Once Brooks sees the defensive end pass across him, and the stand up linebacker blitz wide, he gives up on his gap. Zero improvisation and sticking in his gap would lead to a free rush for the nose tackle. He leaves his ‘B’ gap with his body and moves inside to help Kelce. This body movement signals to Kelce there’s a wolf at his door.
Kelce takes on the nose tackle’s outside half and pushes him to Brooks. He then steps backwards with his right foot to prepare himself for the rush.
The defensive end is in the ‘A’ gap. Kelce is off the block with the bed made and is awaiting his arrival. Brooks takes control once Kelce leaves. Johnson doesn’t have trouble. Things are locked shut.

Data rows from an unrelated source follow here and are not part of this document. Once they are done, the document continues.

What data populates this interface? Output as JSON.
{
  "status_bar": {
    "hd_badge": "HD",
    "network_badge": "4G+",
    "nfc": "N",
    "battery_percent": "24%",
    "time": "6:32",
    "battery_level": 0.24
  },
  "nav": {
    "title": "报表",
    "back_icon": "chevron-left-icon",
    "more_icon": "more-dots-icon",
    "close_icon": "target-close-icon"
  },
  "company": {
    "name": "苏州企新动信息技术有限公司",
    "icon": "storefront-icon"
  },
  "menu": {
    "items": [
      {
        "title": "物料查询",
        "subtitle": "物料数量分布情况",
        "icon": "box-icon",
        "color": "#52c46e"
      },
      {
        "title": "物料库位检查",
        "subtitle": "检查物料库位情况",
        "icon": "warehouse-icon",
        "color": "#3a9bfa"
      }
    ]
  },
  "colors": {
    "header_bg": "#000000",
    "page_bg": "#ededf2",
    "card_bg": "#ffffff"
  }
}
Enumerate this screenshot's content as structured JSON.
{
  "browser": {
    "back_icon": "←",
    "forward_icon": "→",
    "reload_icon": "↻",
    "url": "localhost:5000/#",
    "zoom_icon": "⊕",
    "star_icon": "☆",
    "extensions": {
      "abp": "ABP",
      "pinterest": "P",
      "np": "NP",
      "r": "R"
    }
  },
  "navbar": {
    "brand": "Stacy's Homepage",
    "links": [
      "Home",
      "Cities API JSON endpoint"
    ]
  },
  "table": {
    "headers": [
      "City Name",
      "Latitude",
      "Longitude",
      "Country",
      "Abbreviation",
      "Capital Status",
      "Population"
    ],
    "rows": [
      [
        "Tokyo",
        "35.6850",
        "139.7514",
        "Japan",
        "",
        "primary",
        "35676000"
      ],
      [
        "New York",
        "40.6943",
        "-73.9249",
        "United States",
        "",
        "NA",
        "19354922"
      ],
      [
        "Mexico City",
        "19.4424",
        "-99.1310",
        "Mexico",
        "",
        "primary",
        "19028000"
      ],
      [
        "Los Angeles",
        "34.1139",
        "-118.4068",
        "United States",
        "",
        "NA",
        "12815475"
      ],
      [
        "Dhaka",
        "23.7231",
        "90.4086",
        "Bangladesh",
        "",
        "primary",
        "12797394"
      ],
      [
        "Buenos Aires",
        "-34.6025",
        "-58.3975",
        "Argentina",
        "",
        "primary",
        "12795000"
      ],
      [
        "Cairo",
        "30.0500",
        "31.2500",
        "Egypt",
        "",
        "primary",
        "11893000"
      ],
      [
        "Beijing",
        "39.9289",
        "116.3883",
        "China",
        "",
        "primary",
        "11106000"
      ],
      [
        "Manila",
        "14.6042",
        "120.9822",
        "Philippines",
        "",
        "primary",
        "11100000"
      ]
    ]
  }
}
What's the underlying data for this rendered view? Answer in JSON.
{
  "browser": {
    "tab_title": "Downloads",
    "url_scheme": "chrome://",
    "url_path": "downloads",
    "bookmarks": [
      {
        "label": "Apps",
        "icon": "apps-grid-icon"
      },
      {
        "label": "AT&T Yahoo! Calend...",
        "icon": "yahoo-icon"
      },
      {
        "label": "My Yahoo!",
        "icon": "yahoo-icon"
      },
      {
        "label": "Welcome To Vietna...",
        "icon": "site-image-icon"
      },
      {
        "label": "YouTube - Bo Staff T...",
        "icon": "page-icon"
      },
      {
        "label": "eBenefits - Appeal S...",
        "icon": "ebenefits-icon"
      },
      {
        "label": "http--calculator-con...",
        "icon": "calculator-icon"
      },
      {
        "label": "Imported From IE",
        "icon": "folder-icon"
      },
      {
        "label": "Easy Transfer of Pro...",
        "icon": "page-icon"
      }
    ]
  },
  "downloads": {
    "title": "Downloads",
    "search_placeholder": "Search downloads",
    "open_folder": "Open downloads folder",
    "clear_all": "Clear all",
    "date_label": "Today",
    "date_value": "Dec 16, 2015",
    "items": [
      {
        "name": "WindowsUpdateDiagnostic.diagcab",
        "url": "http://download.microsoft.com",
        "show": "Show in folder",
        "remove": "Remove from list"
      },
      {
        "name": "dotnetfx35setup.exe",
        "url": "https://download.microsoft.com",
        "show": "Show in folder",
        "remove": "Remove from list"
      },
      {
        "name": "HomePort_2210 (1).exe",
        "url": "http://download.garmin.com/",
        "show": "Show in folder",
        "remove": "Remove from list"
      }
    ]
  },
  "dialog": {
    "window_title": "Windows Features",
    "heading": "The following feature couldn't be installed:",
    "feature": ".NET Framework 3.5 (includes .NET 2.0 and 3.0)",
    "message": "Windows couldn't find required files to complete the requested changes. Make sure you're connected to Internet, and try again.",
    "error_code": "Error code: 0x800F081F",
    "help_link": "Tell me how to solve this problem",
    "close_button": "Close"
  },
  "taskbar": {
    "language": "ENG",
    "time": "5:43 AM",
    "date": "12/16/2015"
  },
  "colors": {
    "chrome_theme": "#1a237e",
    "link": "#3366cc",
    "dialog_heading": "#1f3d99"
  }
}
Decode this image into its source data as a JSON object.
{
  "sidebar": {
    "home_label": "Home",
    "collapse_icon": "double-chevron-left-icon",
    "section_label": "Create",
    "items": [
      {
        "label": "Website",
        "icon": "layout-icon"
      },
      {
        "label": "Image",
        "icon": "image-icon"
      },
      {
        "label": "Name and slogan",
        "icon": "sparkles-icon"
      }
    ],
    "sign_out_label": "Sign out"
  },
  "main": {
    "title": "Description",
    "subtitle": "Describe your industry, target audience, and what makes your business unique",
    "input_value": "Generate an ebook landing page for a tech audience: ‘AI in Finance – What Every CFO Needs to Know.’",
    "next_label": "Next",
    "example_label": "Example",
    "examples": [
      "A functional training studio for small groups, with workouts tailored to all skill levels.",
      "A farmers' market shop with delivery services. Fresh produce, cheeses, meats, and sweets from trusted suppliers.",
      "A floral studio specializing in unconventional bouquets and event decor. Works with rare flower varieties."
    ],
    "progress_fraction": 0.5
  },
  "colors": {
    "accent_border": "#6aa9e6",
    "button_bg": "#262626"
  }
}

With a perfect pocket Foles leads Jeffery away from two defenders, and over the head of another, to make a spectacular throw to convert this 2nd and 10.
You can’t be perfect all the time. Sometimes ya gonna make mistakes. It’s impossible not to. When these rare situations occurred Philly was able to recover thanks to some sublime individual efforts to keep the sacked total at zero throughout the entire game.
This is another 2nd and 10 pass attempt. The Patriots are in a 3-4 look with their second inside linebacker out wide in coverage. They have six in the box. The defensive tackle and inside linebacker are running a twist together this time. The tackle loops to the opposite ‘A’ gap and the linebacker comes across to the other one. Since Philly has a running back in they are having him block James Harrison (#92) on the edge, and shifting one gap over to the right.
Everyone shifts one gap inside. Kyle Van Noy steps like he’s blitzing before popping back in coverage.
Harrison doesn’t rush with everyone shifting one gap over. He sits on the edge in preparation for a backside zone run option that never materializes. He just stays there. Kelce comes into the ‘A’ gap and follows the tackle. New left guard Chance Warmack steps into his ‘A’ gap with no one to block. He spreads wide to look for traffic.
The tackle stops, slaps away Kelce’s hands, and comes into the inside gap. Kelce helps with his arm, and maintains his corner.
Warmack is there when the tackle comes inside. Kelce’s duty leaves him to help Brooks.
At this moment Kelce dives into his interior life. He realizes how wide he is. How far away he is from his original spot. He knows Brooks has this block under control, and worries about what may be going on behind him.
He spins his head around and sees Warmack on the defensive tackle, and the blitzing linebacker Elandon Roberts (#52) free to pulverize Foles. From a technical offensive line perspective this is called piggy backing. It’s when an offensive linemen acts as a running back and comes across to the other side of the formation to help in pass protection. Rarely is this used as part of the pre-snap protection. It’s easy for defenses to manipulate it with delayed blitzes. This time it’s used as it should be, as desperate improvisation.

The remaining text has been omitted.